Gue cuma bisa bilang, dia adalah kopian gue.

Kopian yang mempunyai penampilan dan kemampuan yang sama dengan gue. Yang melakukan hal-hal seperti berangkat ke sekolah, belajar, dan melatih karakter game untuk gue.

Diri gue jadi seperti ada dua orang.

Tapi meskipun dia adalah gue, dia juga agak bukan gue.

Dia adalah versi diri gue yang harus mematuhi setiap perintah yang gue ucapkan.

Betapa praktisnya alat yang gue dapatkan.

Gue bisa melakukan apa saja yang gue mau. Gue tidak pernah harus melakukan apapun yang membosankan atau menyebalkan lagi.

Semenjak gue mendapatkan alat ini, hidup gue sudah terpenuhi.

Adegan manga yang gue baca tidak terlalu lucu, tapi gue tidak bisa berhenti tertawa.

Oh, ya. Harus menyuruh dia mengerjakan PR hari ini.



"Nhaaa," aku menguap saat menonton pertandingan.

Skor satu sama dengan sisa waktu lima menit.
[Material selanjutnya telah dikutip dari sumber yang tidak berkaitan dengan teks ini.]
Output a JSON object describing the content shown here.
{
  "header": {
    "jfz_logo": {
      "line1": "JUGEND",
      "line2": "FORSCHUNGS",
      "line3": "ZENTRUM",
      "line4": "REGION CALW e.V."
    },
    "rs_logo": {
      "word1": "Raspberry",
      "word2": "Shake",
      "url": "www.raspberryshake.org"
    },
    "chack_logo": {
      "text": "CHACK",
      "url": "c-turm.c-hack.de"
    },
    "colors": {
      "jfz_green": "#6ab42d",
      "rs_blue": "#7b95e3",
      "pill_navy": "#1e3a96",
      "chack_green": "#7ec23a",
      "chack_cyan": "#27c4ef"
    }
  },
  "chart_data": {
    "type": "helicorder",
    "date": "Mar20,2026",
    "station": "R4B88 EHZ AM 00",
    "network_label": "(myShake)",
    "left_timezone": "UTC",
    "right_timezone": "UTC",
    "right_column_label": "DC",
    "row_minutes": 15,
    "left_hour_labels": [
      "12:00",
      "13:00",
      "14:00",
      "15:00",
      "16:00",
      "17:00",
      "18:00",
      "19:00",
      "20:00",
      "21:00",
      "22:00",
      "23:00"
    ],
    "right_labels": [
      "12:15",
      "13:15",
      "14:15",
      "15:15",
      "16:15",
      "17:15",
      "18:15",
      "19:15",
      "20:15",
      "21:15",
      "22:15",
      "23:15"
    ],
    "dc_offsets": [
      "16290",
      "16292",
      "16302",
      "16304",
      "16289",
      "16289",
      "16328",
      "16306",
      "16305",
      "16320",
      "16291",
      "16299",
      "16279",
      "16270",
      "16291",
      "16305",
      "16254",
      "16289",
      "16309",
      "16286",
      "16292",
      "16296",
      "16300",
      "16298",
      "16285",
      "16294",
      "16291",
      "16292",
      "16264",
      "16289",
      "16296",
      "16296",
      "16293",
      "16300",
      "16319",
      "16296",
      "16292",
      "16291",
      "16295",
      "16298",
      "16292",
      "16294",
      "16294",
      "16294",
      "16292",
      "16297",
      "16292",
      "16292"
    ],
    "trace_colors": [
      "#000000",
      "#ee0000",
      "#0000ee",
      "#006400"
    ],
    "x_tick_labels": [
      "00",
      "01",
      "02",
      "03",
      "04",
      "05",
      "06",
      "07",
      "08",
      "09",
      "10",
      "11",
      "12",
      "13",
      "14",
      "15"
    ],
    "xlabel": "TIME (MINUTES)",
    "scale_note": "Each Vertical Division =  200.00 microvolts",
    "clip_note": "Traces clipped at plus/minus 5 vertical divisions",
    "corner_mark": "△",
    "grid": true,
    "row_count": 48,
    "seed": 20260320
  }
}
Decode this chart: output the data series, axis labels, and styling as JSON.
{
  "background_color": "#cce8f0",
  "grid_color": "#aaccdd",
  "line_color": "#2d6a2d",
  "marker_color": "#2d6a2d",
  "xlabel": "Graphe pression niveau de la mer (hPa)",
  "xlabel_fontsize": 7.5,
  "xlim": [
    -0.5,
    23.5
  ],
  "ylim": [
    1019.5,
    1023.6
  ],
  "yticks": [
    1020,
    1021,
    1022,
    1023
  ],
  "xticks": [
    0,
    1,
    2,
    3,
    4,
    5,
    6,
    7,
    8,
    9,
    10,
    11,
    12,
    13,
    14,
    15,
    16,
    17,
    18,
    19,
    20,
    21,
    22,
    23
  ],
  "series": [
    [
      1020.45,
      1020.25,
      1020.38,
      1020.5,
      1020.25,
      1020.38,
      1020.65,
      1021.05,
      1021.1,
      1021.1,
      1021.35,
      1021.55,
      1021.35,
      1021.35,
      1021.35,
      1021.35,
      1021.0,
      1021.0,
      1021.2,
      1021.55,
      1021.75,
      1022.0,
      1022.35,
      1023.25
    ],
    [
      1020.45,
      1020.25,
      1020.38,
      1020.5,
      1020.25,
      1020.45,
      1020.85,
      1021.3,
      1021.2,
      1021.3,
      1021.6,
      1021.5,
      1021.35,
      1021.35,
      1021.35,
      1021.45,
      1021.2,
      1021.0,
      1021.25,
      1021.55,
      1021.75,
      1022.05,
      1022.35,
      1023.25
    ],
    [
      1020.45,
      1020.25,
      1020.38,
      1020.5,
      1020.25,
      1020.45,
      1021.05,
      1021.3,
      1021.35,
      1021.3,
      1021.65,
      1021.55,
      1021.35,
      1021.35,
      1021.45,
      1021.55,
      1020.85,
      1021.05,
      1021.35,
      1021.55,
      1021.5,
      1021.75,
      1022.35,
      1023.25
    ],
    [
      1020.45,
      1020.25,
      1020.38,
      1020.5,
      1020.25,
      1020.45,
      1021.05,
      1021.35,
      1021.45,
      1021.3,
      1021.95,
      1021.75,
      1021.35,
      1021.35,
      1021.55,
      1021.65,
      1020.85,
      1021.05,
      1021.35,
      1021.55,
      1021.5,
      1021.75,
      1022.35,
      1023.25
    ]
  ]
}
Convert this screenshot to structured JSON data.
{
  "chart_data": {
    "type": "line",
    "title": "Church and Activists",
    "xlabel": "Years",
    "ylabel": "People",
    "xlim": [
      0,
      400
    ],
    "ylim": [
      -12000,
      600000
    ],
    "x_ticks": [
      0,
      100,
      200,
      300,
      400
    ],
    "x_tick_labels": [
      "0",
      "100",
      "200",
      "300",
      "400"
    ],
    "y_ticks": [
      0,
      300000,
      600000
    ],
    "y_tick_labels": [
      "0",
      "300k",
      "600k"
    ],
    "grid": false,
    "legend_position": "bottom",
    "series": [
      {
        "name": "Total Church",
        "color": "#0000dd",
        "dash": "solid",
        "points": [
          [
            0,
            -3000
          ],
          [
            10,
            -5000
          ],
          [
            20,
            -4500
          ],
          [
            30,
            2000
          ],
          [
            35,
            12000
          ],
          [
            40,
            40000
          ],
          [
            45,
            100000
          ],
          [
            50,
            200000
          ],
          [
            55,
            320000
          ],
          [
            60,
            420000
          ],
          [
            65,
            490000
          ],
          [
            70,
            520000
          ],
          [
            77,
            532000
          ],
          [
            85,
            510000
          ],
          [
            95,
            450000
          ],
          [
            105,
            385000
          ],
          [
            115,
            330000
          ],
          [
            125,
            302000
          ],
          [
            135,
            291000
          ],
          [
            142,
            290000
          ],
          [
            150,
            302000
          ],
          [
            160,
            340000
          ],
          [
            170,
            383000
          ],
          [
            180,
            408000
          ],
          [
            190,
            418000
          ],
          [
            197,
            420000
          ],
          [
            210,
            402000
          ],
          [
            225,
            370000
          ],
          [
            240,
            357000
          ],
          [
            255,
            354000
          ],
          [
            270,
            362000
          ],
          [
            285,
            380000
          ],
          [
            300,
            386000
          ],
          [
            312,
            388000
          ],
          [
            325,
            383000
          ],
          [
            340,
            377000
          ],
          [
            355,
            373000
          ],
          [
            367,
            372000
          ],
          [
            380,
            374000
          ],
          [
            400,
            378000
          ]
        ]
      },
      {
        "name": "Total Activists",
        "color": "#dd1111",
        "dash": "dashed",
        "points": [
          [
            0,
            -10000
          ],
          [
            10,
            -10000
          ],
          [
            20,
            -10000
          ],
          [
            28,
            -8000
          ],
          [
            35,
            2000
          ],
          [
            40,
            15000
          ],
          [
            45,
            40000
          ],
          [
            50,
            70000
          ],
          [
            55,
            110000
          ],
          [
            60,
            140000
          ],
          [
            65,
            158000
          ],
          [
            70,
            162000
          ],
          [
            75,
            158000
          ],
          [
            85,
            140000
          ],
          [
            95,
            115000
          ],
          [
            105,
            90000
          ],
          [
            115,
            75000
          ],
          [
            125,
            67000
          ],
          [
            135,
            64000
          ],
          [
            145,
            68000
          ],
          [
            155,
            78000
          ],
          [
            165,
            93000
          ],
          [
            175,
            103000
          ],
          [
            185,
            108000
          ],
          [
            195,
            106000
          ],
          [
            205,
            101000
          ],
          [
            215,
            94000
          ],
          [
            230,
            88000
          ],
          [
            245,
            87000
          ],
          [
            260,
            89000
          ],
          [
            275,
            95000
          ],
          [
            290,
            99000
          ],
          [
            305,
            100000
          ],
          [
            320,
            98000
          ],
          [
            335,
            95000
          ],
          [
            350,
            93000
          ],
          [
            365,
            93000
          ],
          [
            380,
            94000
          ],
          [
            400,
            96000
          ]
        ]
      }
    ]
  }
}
Kutebak ini akan berakhir seri.

Pemain-pemain yang bersemangat berjuang keras untuk menguasai bola, sementara pemain-pemain yang tidak bersemangat sepertiku hanya menonton dari kejauhan.

Alasan singkat : Penjaskes hari ini adalah pertandingan sepak bola.

"Kurusu, bolanya!"

"Oke!"

Bola ditendang ke arahku. Aku hanya ingin mengopernya kepada seorang teman timku dan tidak mengurusinya lagi. Tetapi Kishitani, seorang pemain lawan, mencuri bola dariku dan menggiringnya memutariku ke arah gawang.

"Kurusu, lakukan yang benar, dong!"

Meski teman-teman setimku mengomplainku, aku tidak mengejarnya. Lawanku anggota klub sepak bola; walaupun aku berhasil menyusulnya, aku tidak akan bisa merebut kembali bola. Seperti mendukung keputusanku, Kishitani dengan mudah menghindari para pemain bertahan, satu demi satu.

"Wah, kekanak-kanakan sekali, sih, dia? Orang itu masuk klub sepak bola dan masih bermain 110% melawan kita..."

"Orang-orang yang dia kalahkan juga klub sepak bola," kata teman setimku Shinjou sambil mendekatiku.

Dia benar – para pemain yang melawan Kishitani juga anggota klub sepak bola yang sama, tetapi sama sekali gagal merebut bola.

"Hei, percaya nggak, dia itu sebenarnya memaksakan diri!"

"Beneran, tuh? Maksudku, lihat, mereka sudah tidak ada apa-apanya dibandingkan dia!"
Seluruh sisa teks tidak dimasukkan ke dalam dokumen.